Un agent très secret... mais qui gagne à être connu.
Certaines réunions de talent peuvent attiser la curiosité à la simple mention de leur nom. Mais pour cela, encore faut-il que ces mêmes talents soient déjà reconnus. Si les noms de Éric Close ou Dennis Haysbert ne vous sont guère familiers, leurs visages eux devraient l'être bien plus, en particulier celui de Close. En effet, pour les fidèles de FBI : Portés Disparus il est le Martin Fitzgerald de l'équipe de Jack Malone (sans oublier la série de science-fiction Dark Skies, dans lequel il tenait déjà la vedette), et Haysbert restent pour beaucoup d'autres le Président Palmer de 24 Heures Chrono. Avant de briller chacun de leur côté, ils se sont retrouvés réunis dans une série produite par Glenn Gordon Caron, l'homme derrière Clair de Lune (qui révéla Bruce Willis, avant qu'il ne devienne John McClane) et Remington Steele où on pouvait voir Pierce Brosnan dans sa période pré-James Bond.
Avec de telles références, il est presque évident que Un agent Très Secret (dont le titre original est Now and Again, littéralement « de temps en temps », j'avoue que l'esprit de la traduction m'échappe) a tout pour sortir du lot. Néanmoins, il faut bien avouer que son pitch a de quoi laisser sceptique : alors qu'il s'en allait tranquillement à son travail, Michael Wiseman (John Goodman, oui oui, John Goodman, l'un des potes du Big Lebowski), bon père de famille et bon mari, fait une chute mortelle dans le métro, son corps est récupéré par le gouvernement qui transfert son cerveau dans la tête d'un homme athlétique, ceci pour en faire l'agent secret parfait, qui répondra au nom de Michael Newman (Éric Close). Avec un tel postulat, on peut comprendre que beaucoup se montrent réticents à prendre part à l'aventure.
Ce qui est fort dommage, d'autant plus que la force de la série ne réside pas dans le contexte de série B (voire Z) auquel le pitch renvoie. Au contraire et c'est là que l'on perçoit la patte du producteur, la dynamique de Un agent très secret est plus proche de la comédie romantique. Un choix guère étonnant au regard de la carrière de Caron. Ainsi, au lieu de faire des membres de la famille de Wiseman de simples guest-stars réduites à de furtives apparitions au détour d'une scène (voire être carrément oubliés dès le second épisode), sa veuve et sa fille restent partie intégrante du casting principal... puisque nous voyons leur vie en parallèle aux actions de Newman.

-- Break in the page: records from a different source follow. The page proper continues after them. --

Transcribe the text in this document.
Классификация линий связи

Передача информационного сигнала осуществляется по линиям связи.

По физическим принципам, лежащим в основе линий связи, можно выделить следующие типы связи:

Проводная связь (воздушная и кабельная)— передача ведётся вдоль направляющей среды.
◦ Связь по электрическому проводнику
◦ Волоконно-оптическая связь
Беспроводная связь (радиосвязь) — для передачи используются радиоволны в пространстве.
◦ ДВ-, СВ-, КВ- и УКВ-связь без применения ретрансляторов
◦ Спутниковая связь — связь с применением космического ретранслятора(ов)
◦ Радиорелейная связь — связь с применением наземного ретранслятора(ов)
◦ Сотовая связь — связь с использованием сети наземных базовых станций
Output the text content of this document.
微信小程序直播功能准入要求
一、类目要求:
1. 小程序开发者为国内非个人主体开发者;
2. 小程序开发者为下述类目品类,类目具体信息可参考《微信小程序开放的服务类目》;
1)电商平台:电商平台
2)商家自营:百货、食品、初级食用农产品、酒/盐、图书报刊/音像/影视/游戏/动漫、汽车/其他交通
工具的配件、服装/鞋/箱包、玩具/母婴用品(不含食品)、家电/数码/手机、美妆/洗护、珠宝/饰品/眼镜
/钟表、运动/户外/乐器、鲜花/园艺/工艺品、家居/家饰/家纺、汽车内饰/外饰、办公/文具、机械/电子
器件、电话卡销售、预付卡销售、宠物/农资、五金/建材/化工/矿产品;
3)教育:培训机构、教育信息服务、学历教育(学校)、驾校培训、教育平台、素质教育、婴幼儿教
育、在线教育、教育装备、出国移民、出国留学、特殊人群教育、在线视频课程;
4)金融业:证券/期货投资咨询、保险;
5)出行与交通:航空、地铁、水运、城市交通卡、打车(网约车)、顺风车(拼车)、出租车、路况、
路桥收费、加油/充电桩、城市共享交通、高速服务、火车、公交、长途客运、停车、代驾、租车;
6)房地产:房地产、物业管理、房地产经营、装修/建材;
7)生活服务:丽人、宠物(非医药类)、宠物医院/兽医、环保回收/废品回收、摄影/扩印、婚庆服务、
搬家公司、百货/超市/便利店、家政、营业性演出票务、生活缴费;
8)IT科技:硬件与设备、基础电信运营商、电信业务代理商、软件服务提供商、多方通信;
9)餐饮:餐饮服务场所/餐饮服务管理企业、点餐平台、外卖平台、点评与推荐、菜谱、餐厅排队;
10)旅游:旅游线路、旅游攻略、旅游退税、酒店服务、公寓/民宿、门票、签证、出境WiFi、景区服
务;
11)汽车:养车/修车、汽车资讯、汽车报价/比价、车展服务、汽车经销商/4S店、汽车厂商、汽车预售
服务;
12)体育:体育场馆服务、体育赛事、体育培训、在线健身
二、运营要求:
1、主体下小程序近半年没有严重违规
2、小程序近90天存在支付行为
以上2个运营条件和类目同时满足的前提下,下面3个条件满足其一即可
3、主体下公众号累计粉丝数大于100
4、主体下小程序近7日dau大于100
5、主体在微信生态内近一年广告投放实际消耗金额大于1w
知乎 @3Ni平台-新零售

En effet, chaque épisode nous montre d'un côté les missions de Newman dans un style très James Bond et de l'autre, les Wiseman tentant de combler son absence. Un parti-pris risqué, puisque le versant de la chronique familiale aurait pu donner l'impression de freiner l'action. C'est peut-être ce point-là qui peut désarçonner les spectateurs, car, au final, ses deux aspects deviennent homogènes en raison de constante passerelle, permettant de passer à l'un à l'autre : Newman est en permanence préoccupé par sa famille, chaque mission est une occasion pour lui de croiser sa femme, cette dernière a bien du mal à se remettre de la mort de son mari et parle de lui souvent, etc.

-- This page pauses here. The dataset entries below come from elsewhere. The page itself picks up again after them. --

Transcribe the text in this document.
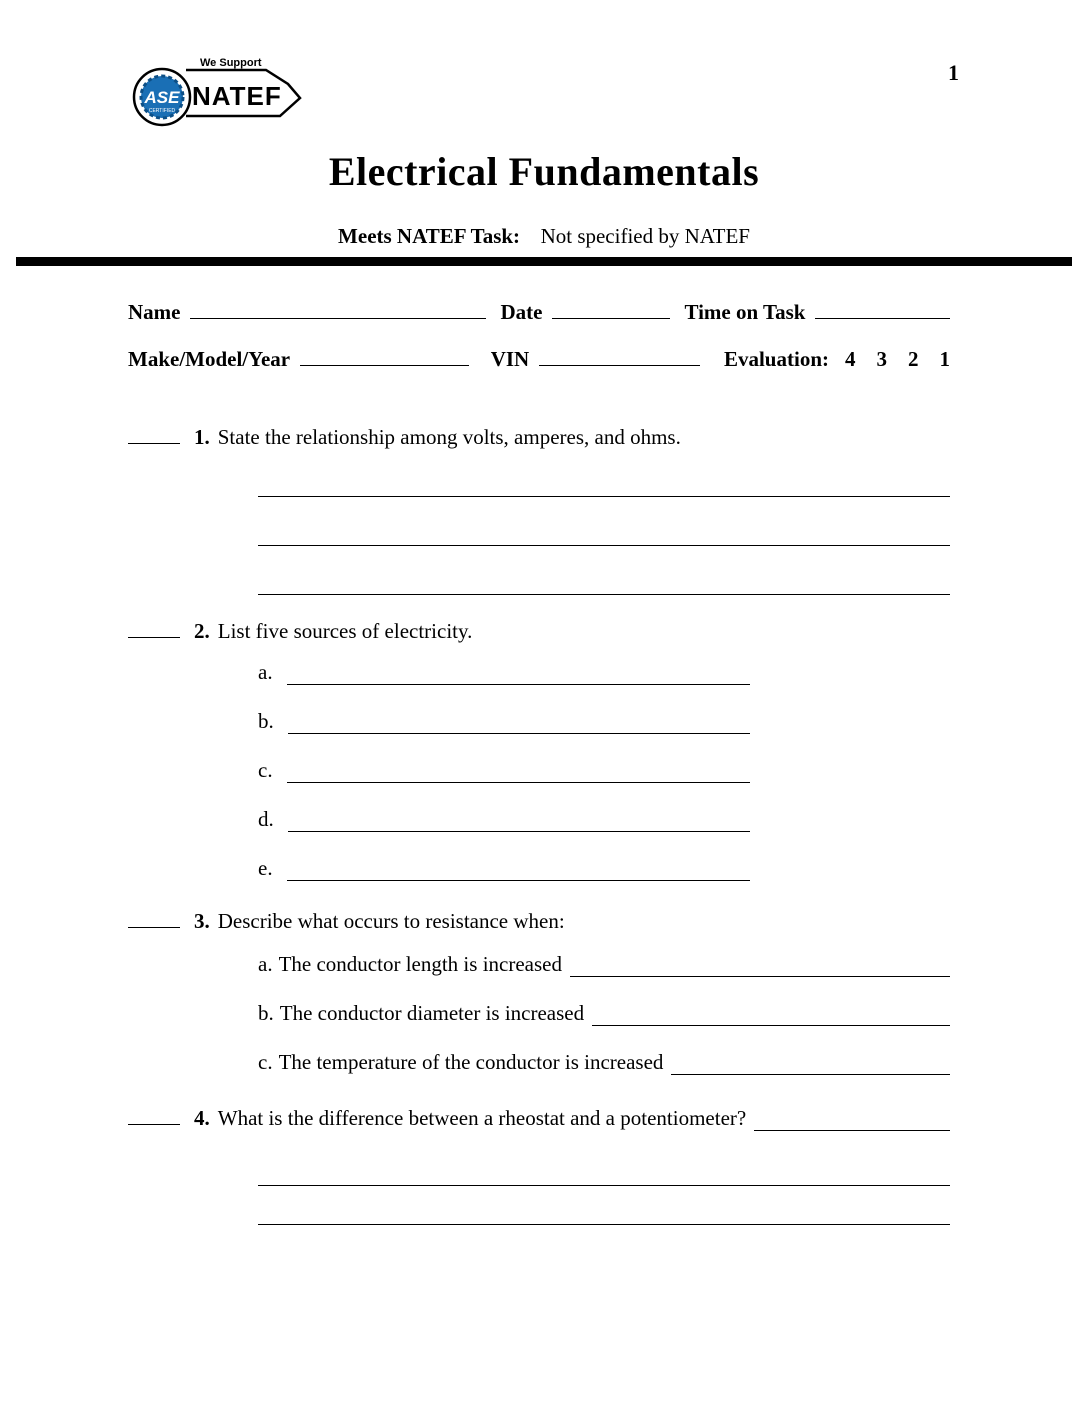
We Support
ASE
CERTIFIED NATEF
1
Electrical Fundamentals
Meets NATEF Task: Not specified by NATEF
Name	Date	Time on Task
Make/Model/Year	VIN	Evaluation: 4    3    2    1
1. State the relationship among volts, amperes, and ohms.
2. List five sources of electricity.
a.
b.
c.
d.
e.
3. Describe what occurs to resistance when:
a. The conductor length is increased
b. The conductor diameter is increased
c. The temperature of the conductor is increased
4. What is the difference between a rheostat and a potentiometer?
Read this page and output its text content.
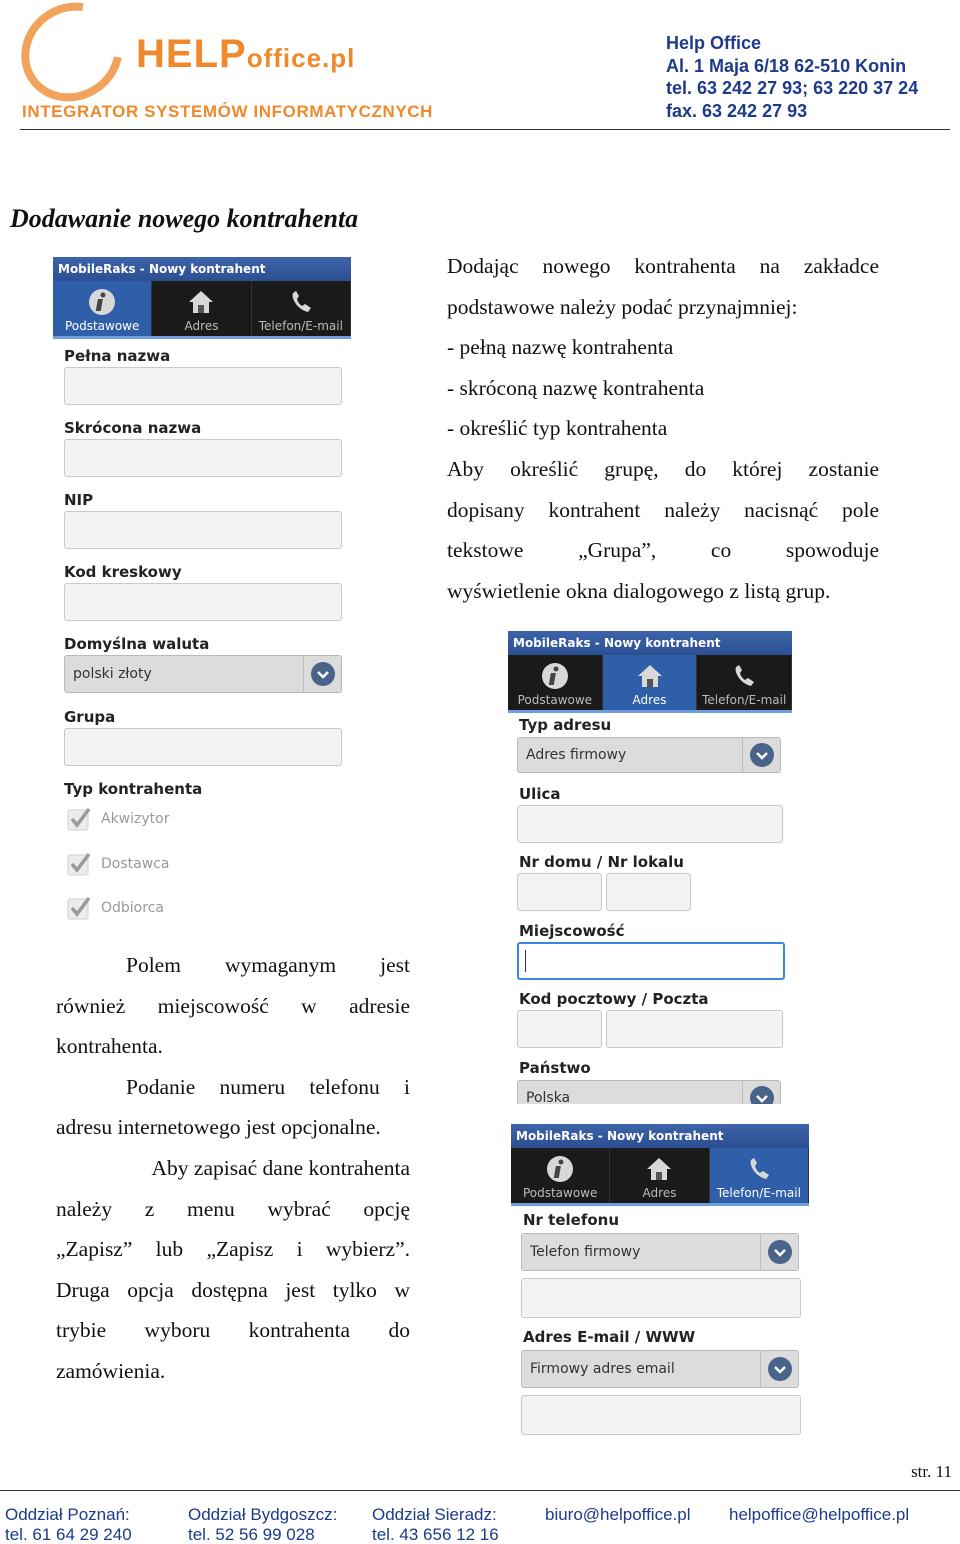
HELPoffice.pl
INTEGRATOR SYSTEMÓW INFORMATYCZNYCH
Help Office
Al. 1 Maja 6/18 62-510 Konin
tel. 63 242 27 93; 63 220 37 24
fax. 63 242 27 93
Dodawanie nowego kontrahenta
Dodając nowego kontrahenta na zakładce
podstawowe należy podać przynajmniej:
- pełną nazwę kontrahenta
- skróconą nazwę kontrahenta
- określić typ kontrahenta
Aby określić grupę, do której zostanie
dopisany kontrahent należy nacisnąć pole
tekstowe „Grupa”, co spowoduje
wyświetlenie okna dialogowego z listą grup.
Polem wymaganym jest
również miejscowość w adresie
kontrahenta.
Podanie numeru telefonu i
adresu internetowego jest opcjonalne.
Aby zapisać dane kontrahenta
należy z menu wybrać opcję
„Zapisz” lub „Zapisz i wybierz”.
Druga opcja dostępna jest tylko w
trybie wyboru kontrahenta do
zamówienia.
MobileRaks - Nowy kontrahent
Podstawowe	Adres	Telefon/E-mail
Pełna nazwa
Skrócona nazwa
NIP
Kod kreskowy
Domyślna waluta
polski złoty
Grupa
Typ kontrahenta
Akwizytor
Dostawca
Odbiorca
MobileRaks - Nowy kontrahent
Podstawowe	Adres	Telefon/E-mail
Typ adresu
Adres firmowy
Ulica
Nr domu / Nr lokalu
Miejscowość
Kod pocztowy / Poczta
Państwo
Polska
MobileRaks - Nowy kontrahent
Podstawowe	Adres	Telefon/E-mail
Nr telefonu
Telefon firmowy
Adres E-mail / WWW
Firmowy adres email
str. 11
Oddział Poznań:
tel. 61 64 29 240
Oddział Bydgoszcz:
tel. 52 56 99 028
Oddział Sieradz:
tel. 43 656 12 16
biuro@helpoffice.pl helpoffice@helpoffice.pl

Ainsi, la structure du récit de science-fiction et d'espionnage s'avère au final un prétexte pour relancer la dynamique de la comédie romantique. Un constat qui a pu décevoir ceux qui s'attendaient à une série bourrée de testostérone, à une sorte de croisement entre James Bond et X-Files. L'ensemble est plus proche de ce qu'aurait pu être le film True Lies si son réalisateur, James Cameron, avait délaissé les effets pyrotechniques pour peaufiner le versant comique.
Une fois accepté ses caractéristiques, il est difficile de ne pas résister à l'enthousiasme communicatif qui émane de la production. Dans son rôle de super agent secret, Éric Close est tout simplement impeccable, avec un jeu rempli d'auto-dérision et de bonhomie : on rappelle que dans le corps de Newman/Close est censé résider le cerveau de Wiseman/John Goodman. Quant à Dennis Haysbert, qui incarne le scientifique responsable du projet, le Docteur Morris, il est également parfait dans le style très pince sans pince et son duo avec Close fonctionne à merveille. La surprise vient de Margaret Colin dans la peau de Madame Wiseman, elle se révèle attachante alors que pouvait craindre un personnage agaçant. Elle démontre une force de caractère que l'on ne soupçonnait pas derrière un visage très doux.
En somme, ce que l'on retient de la seule cuvée (stoppée après une unique saison) de Un Agent Très Secret ? Une série qui se mettait déjà en danger, enchaînant les situations de plus en plus absurde sans jamais tomber dans le ridicule et dépeignant des personnages plus riches qu'ils en ont l'air malgré l'apparente légèreté de l'ensemble.